Mesmo a partir de dados limitados, relativos a apenas 30% das emissões globais, os cientistas conseguiram estimar se os cortes previstos são suficientes para limitar o aquecimento às metas traçadas no Acordo de Paris. Pelas informações disponíveis, haveria um corte de 17% nas emissões de 2019, quando eles precisariam ser de 57% para alcançar as metas. A conclusão a ser apresentada em Belém constata como evidente a necessidade de “grande aceleração” nos cortes. As dificuldades para isso serão imensas.
O sistema produtivo que se consolidou a partir da Revolução Industrial é baseado em combustíveis fósseis, e não há alternativa para salvar o planeta a não ser reduzir essa dependência. A expressão “transição energética” precisa deixar de ser um chavão para se tornar realidade concreta.

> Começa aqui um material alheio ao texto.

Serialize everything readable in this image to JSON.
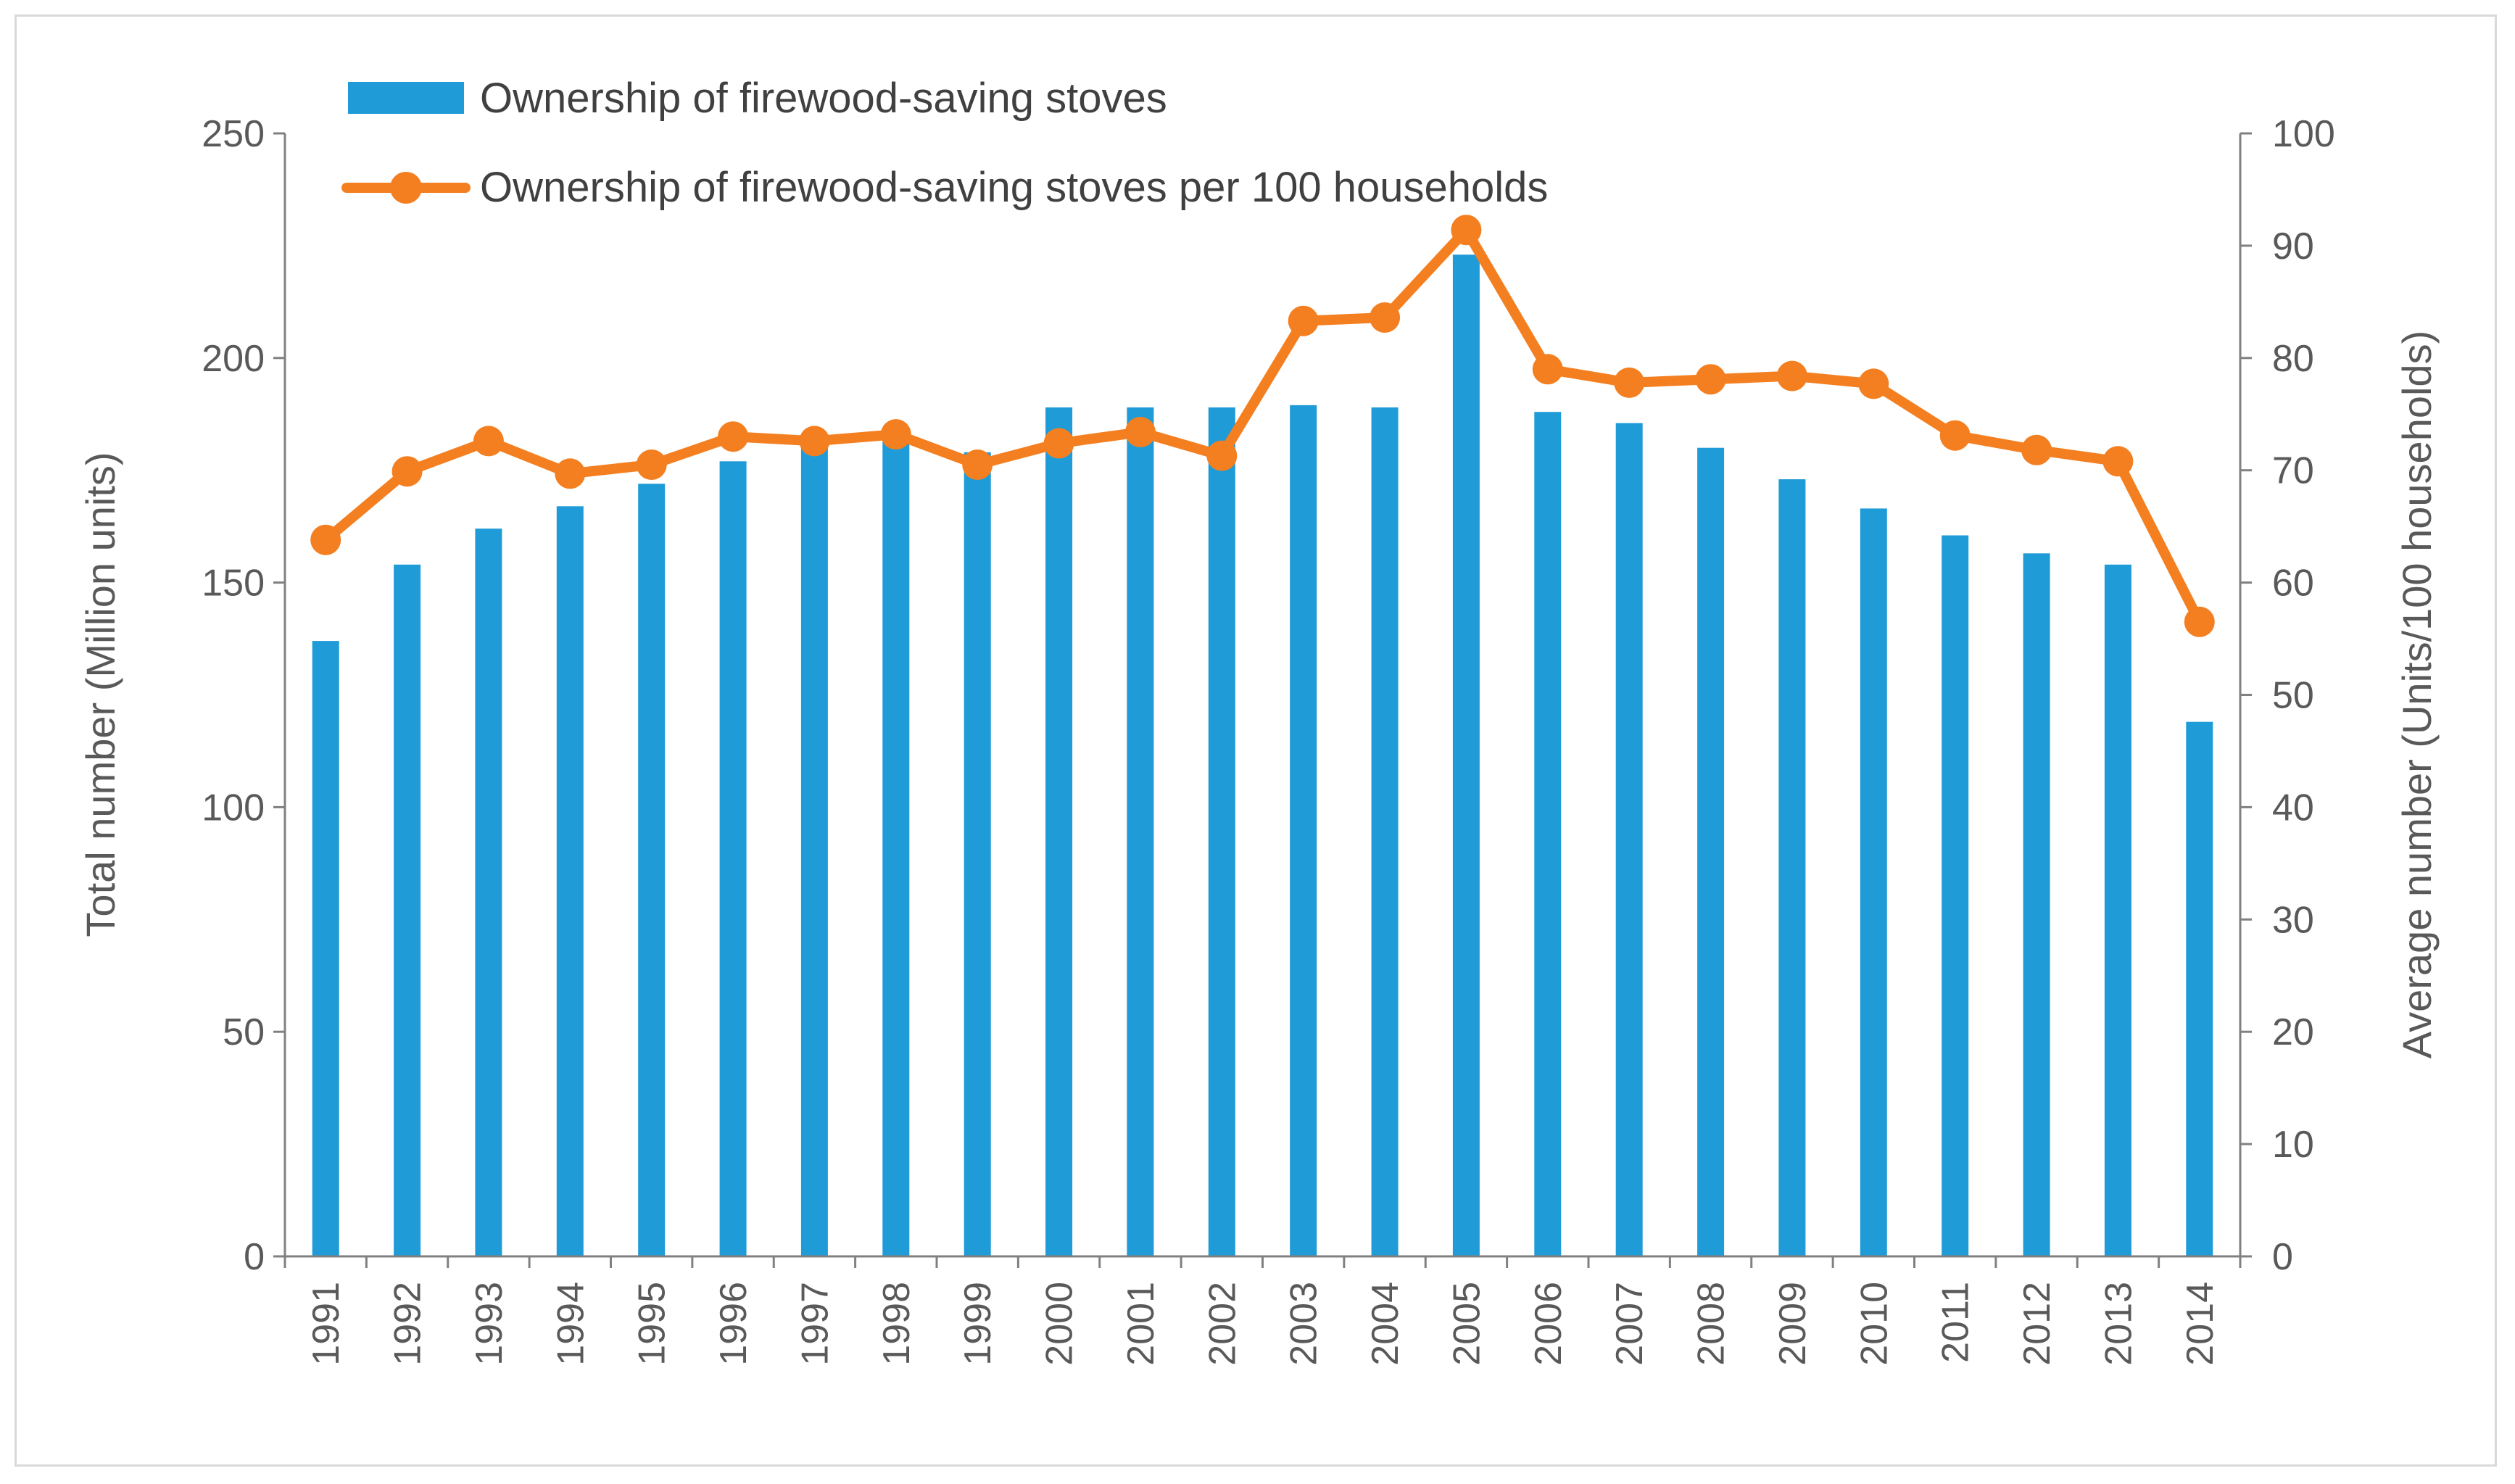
{
  "chart_data": {
    "type": "bar+line",
    "title": "",
    "categories": [
      "1991",
      "1992",
      "1993",
      "1994",
      "1995",
      "1996",
      "1997",
      "1998",
      "1999",
      "2000",
      "2001",
      "2002",
      "2003",
      "2004",
      "2005",
      "2006",
      "2007",
      "2008",
      "2009",
      "2010",
      "2011",
      "2012",
      "2013",
      "2014"
    ],
    "series": [
      {
        "name": "Ownership of firewood-saving stoves",
        "type": "bar",
        "axis": "left",
        "color": "#1f9bd7",
        "values": [
          137,
          154,
          162,
          167,
          172,
          177,
          180,
          182,
          179,
          189,
          189,
          189,
          189.5,
          189,
          223,
          188,
          185.5,
          180,
          173,
          166.5,
          160.5,
          156.5,
          154,
          119
        ]
      },
      {
        "name": "Ownership of firewood-saving stoves per 100 households",
        "type": "line",
        "axis": "right",
        "color": "#f47f20",
        "values": [
          63.8,
          69.9,
          72.6,
          69.7,
          70.5,
          73,
          72.6,
          73.2,
          70.5,
          72.4,
          73.4,
          71.3,
          83.3,
          83.6,
          91.4,
          79,
          77.8,
          78.1,
          78.4,
          77.7,
          73.1,
          71.8,
          70.8,
          56.5
        ]
      }
    ],
    "ylabel": "Total number (Million units)",
    "y2label": "Average number (Units/100 households)",
    "ylim": [
      0,
      250
    ],
    "y2lim": [
      0,
      100
    ],
    "yticks": [
      "0",
      "50",
      "100",
      "150",
      "200",
      "250"
    ],
    "y2ticks": [
      "0",
      "10",
      "20",
      "30",
      "40",
      "50",
      "60",
      "70",
      "80",
      "90",
      "100"
    ],
    "legend_position": "top-left",
    "grid": false
  }
}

Uma das principais dificuldades está na governança criada pelo Acordo de Paris. Toda negociação depende de consenso unânime dos signatários, e cada país bloqueia o que não é de seu interesse. Daí a dificuldade de tomar medidas que deem maior agilidade ao afastamento dos combustíveis fósseis rumo à geração de energia limpa.
A COP30 tentará superar o impasse com uma inovação: a agenda de ação, uma espécie de conferência paralela com reuniões entre grupos menores de países, empresas e organizações da sociedade civil dedicadas a temas individuais. Serão ao todo 360 eventos oficiais envolvendo mais de 500 iniciativas em áreas como energia nuclear, combustíveis renováveis, produção de alimentos, florestas, agricultura etc. A ideia é que a sessão plenária aprove de modo permanente a estrutura criada para a agenda de ação, de modo a garantir uma governança mais eficaz.
Um dos temas mais espinhosos é o financiamento para os países pobres implementarem suas políticas de corte de emissões. No ano passado, na COP29, em Baku, no Azerbaijão, foi estabelecida uma “nova meta coletiva”: transferir dos países desenvolvidos aos menos desenvolvidos US$ 300 bilhões anuais. Ainda é uma fração da necessidade estimada para a tarefa. O Grupo de Especialistas Independentes de Alto Nível em Financiamento Climático, criado em 2021, projetou que, até 2030, esses países precisarão de US$ 2,7 trilhões por ano e que, para isso, é vital receber ao menos US$ 1,3 trilhão das economias desenvolvidas. Os últimos dados disponíveis, de 2022, mostram que os países ricos desembolsaram apenas US$ 116 bilhões.
Outro tema que certamente despertará interesse é a tentativa de criar um fundo privado para conservar as florestas. O objetivo é implantar, dentro do Banco Mundial, uma dotação com US$ 20 bilhões vindos de governos, mais US$ 100 bilhões de investimentos privados. Esse capital daria origem a uma espécie de banco de investimento florestal e, aplicado no mercado, traria lucros reinvestidos em projetos que remunerem iniciativas de conservação. É uma ideia engenhosa que deveria ser levada adiante.
A crise climática é um problema que só será resolvido com a cooperação de todo o planeta. Eventuais êxitos nas negociações da COP30 poderão transmitir a mensagem de que o multilateralismo ainda tem valor neste momento de reorganização geopolítica do planeta. A instituição da agenda de ação, lançando mão de todos os instrumentos e organizações multilaterais que funcionam, é o caminho mais promissor para transformar a realidade. As conferências do clima servem para encontrar caminhos e desenvolver tecnologias que permitam à humanidade enfrentar as ameaças trazidas pelas mudanças climáticas. Sem elas, não haverá futuro viável para o planeta Terra.